Sie nennen sich „Tolerante EuropäerInnen gegen die Idiotisierung des Abendlandes“. Ihr Ziel: Ein Zeichen setzen gegen die „Pegida“-Bewegung, die vor Überfremdung durch Zuwanderer warnt und dabei rechtspopulistische Thesen bedient.
Seit Samstag wird via Facebook zu der Demonstration aufgerufen, rund 4000 Menschen haben bisher zugesagt – dabei sah es zunächst so aus, als könne die geplante Demonstration gar nicht stattfinden. Die ursprüngliche Initiatorin, die anonym bleiben will, hatte nicht mit einer derart hohen Teilnehmerzahl gerechnet und die Veranstaltung am Samstagabend abgesagt. Doch die Hamburger wollen diese Anti-Pegida-Demo: Spontan fanden sich mehrere Freiwillige, die Anmeldung und Organisation der Demonstration kurzerhand in die Hände nahmen. Eine von ihnen ist Sidonie Fernau, Politikwissenschaftlerin und Landeskandidatin der Grünen für die Bürgerschaftswahl.

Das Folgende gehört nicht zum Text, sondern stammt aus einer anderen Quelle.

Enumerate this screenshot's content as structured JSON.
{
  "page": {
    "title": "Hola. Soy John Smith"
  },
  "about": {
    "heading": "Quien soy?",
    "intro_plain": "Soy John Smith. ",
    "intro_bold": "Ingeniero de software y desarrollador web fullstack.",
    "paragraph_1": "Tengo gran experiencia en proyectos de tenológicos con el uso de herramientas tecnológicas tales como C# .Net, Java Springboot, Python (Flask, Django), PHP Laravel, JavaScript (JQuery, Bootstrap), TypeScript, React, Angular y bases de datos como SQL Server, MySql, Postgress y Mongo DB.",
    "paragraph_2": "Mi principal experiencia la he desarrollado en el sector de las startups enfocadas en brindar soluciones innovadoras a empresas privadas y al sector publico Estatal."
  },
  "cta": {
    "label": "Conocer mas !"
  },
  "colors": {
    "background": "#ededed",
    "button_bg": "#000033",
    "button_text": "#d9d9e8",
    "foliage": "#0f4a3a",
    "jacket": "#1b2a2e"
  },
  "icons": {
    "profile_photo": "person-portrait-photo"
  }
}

„Wir demonstrieren als Privatpersonen“
Wer also steht nun hinter „Tegida“? „Wir sind ein buntes, zivilgesellschaftliches Bündnis“, sagt Fernau. „Zwar setzt sich das Organisationsteam überwiegend aus Personen zusammen, die Mitglieder politischer Parteien sind – doch diese Demonstration wird nicht zu Wahlkampfzwecken genutzt. Wir demonstrieren als Privatpersonen, denen es wichtig ist, ein deutliches Zeichen gegen die Pegida-Bewegung zu setzen.“ Auch Mitglieder sozialer Organisationen und religiöser Gemeinden rufen bereits zu der Demonstration auf, darunter etwa die Alevitische Gemeinde. Offizieller Anmelder der Demonstration am Montagabend ist der Linken-Politiker Horst Schneider, Mitglied der Bezirksversammlung Altona und Sprecher für Migration und Flucht.

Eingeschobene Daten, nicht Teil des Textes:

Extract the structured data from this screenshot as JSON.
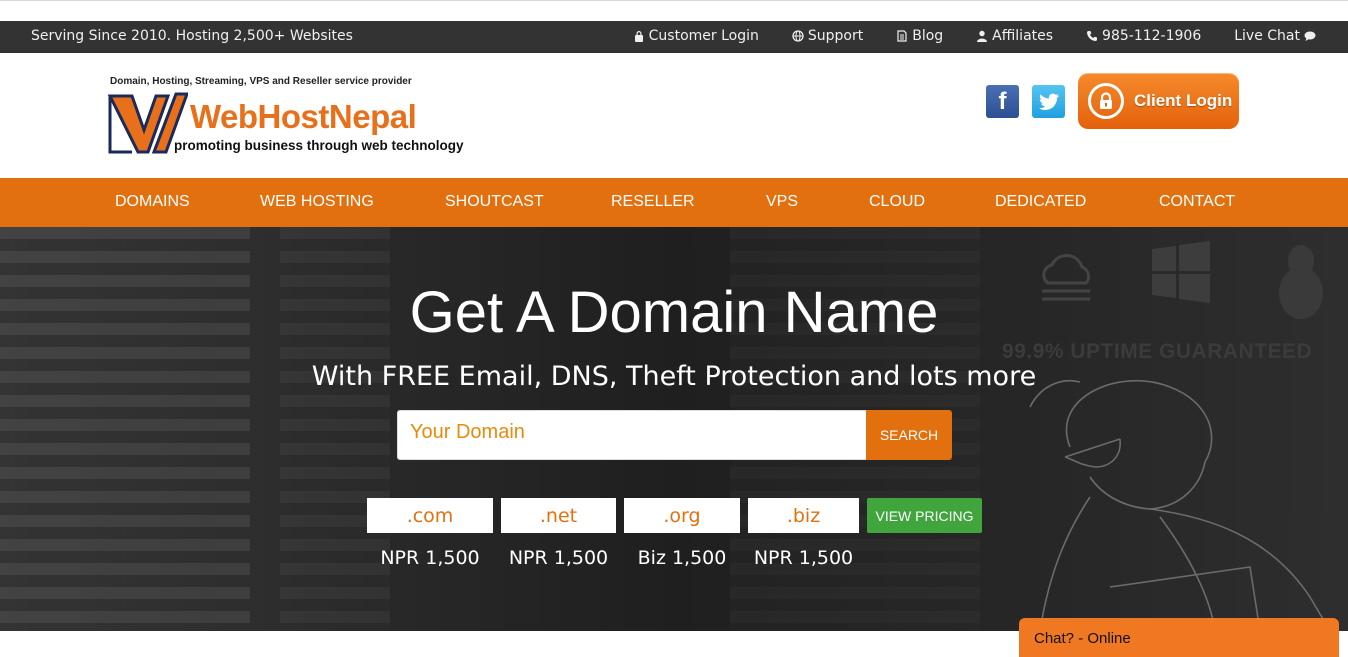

Die Demonstration soll am Montagabend um 18.30 Uhr am Glockengießerwall stattfinden. Etwa zwei Stunden planen die Organisatoren für die Demonstration ein, der Ablauf steht bereits in groben Zügen fest: Redebeiträge, etwa von der Vorsitzenden des Paritätischen Wohlfahrtsverbandes, werde es geben, auch Musikeinlagen seien vorgesehen, so Fernau. Von dem, wie im ersten Facebook-Aufruf vorgesehen „Beisammenstehen mit Plakaten“, weichen die neuen Veranstalter also ab.
„Hagida“ in Hamburg bisher kaum präsent
Während in Dresden zuletzt 17.500 Menschen mit „Pegida“ demonstrierten, gab es bisher noch keinen Ableger der Bewegung in der Hansestadt. Im Gegenteil: Auf das plötzliche Erscheinen einer „Hagida“-Facebook-Seite Mitte Dezember reagierten einige Hamburger prompt und gründeten im Gegenzug die Pegida-kritischen Seiten „No Hagida“ und „Tegida“.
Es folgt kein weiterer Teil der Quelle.